Emery Lapwing is a naturalist aboard The Achillean. He’s been a dear friend of the owner and captain, James Rawlings. Emery and James have had secret desires for one another since their first term back at university, more than ten years ago. But it’s improper—not to mention illegal—for men to have sexual relations with one another in England. Emery and James go overboard together, and Emery drags James to shore, then resuscitates him using mouth-to-mouth. It’s the first forbidden touch of their lips, and it would be exciting if their predicament wasn’t so dire. Finding safety and shelter is not easy, and the island’s flora and fauna is incredibly peculiar. There are enormous trees and lizards and butterflies that seem to have human faces. There is a crimson tree that invades ones’ dreams and feasts on flesh. It’s initially astounding to Emery’s curious mind, but terrifying to James.

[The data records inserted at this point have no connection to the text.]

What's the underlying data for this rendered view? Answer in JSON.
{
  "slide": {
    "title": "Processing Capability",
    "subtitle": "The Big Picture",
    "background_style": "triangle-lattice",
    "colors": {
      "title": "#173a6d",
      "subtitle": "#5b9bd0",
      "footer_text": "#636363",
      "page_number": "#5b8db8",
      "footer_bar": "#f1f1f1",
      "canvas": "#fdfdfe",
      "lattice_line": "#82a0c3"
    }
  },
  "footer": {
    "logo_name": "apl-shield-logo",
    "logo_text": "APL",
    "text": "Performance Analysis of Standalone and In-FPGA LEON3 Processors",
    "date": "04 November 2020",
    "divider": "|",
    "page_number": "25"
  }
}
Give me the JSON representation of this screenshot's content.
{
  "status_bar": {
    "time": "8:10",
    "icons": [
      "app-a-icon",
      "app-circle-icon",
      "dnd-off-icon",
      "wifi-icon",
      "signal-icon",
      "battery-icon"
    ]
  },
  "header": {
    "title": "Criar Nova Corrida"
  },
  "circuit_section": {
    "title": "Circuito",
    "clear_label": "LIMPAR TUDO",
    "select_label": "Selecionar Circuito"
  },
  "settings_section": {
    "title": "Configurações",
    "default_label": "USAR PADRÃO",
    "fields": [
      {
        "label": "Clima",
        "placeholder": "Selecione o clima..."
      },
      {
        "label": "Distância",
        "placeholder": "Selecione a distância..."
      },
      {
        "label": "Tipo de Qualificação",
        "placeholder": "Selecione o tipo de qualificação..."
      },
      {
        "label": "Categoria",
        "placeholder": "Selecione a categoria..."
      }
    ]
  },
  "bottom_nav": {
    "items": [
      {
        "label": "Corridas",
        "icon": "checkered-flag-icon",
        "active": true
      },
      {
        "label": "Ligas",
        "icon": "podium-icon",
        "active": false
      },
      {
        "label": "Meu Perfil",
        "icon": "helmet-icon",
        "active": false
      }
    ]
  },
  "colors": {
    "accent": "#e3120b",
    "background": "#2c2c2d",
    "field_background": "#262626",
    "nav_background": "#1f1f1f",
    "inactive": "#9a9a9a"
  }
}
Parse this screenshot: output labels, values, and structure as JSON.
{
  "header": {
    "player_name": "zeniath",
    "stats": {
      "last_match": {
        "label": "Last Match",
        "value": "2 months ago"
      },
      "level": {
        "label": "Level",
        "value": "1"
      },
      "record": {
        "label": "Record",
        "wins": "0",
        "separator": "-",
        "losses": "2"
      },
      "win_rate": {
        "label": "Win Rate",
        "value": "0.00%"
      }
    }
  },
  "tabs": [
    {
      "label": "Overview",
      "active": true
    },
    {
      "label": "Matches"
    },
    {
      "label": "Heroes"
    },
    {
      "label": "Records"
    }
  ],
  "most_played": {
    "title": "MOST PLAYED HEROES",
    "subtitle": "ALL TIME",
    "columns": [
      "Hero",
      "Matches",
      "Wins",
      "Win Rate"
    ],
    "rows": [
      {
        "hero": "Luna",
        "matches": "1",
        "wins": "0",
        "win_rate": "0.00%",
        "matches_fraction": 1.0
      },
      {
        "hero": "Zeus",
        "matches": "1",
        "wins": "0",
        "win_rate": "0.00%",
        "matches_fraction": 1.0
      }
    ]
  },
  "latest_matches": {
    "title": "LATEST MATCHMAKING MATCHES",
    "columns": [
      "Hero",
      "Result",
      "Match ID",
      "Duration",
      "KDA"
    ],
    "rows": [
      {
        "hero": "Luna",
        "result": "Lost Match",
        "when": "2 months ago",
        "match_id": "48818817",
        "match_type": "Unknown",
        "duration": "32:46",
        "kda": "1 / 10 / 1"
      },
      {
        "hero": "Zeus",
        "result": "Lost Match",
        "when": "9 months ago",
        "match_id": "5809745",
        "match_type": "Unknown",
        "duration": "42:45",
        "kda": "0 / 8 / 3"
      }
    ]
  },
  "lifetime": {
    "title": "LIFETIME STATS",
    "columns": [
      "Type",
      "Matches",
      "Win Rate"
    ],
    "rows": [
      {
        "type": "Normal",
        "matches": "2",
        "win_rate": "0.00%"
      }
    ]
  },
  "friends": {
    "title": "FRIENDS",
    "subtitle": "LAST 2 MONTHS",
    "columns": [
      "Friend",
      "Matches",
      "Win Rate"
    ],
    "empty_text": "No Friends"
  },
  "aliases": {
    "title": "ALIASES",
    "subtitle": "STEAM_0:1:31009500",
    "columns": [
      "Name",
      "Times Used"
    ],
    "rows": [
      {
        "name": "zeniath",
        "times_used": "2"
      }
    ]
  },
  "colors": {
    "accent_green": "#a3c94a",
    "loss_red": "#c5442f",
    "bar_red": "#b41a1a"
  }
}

Other castaways include the ship’s doctor, Deaton Braun, and cook, Lucien Fournier. These men were immediate confidantes of James and Emery, respectively, back from the university days. They joined The Achillean’s crew when James first sailed, and have strong ideas about the relations between men. Lucien is all for them, while Deaton hides his “unnatural” desires from the light—and counsels James to do the same. However, on the Obsidian Island, none of these men can imagine the pain of conviction for their “sex” crimes could match becoming eternal food for the Island’s sentient, blood-hungry plants.
This book is truly a supernatural horror story, with all four men seeking a way to the freedom and safety of The Achillean, only to be attacked, captured, buried alive, implanted with carnivorous seeds, and nearly devoured. They team up, get separated, and must face the bitterest truths of their reality: they could very well die, so it’s time to be honest. Lucien and Deaton have an attraction. James and Emery have an attraction. They do not spend time acting on these feelings, due to the Island’s ravaging, but confessing their feelings helps them focus on the most important needs—staying alive long enough to escape.
The circumstances are harrowing, and every time it seems they catch a break, it’s just a pause before the next tidal wave crashes down. This author really took the “make your characters suffer” storytelling edict to heart. I found it captivating, in the manner of watching a natural disaster unfold. The real talk that Emery and James share is powerful, and I was dying in the final scenes as Emery holds James’ life in his hands a second time. This is a long read, so you’ll need to devote some time to the enterprise. And while the characters’ experiences are unapologetically brutal, they are also thought provoking and philosophical. These men are grateful for their lives in the end, and lucky enough to plan new ways to navigate a world that is so hostile to their fledgling loves.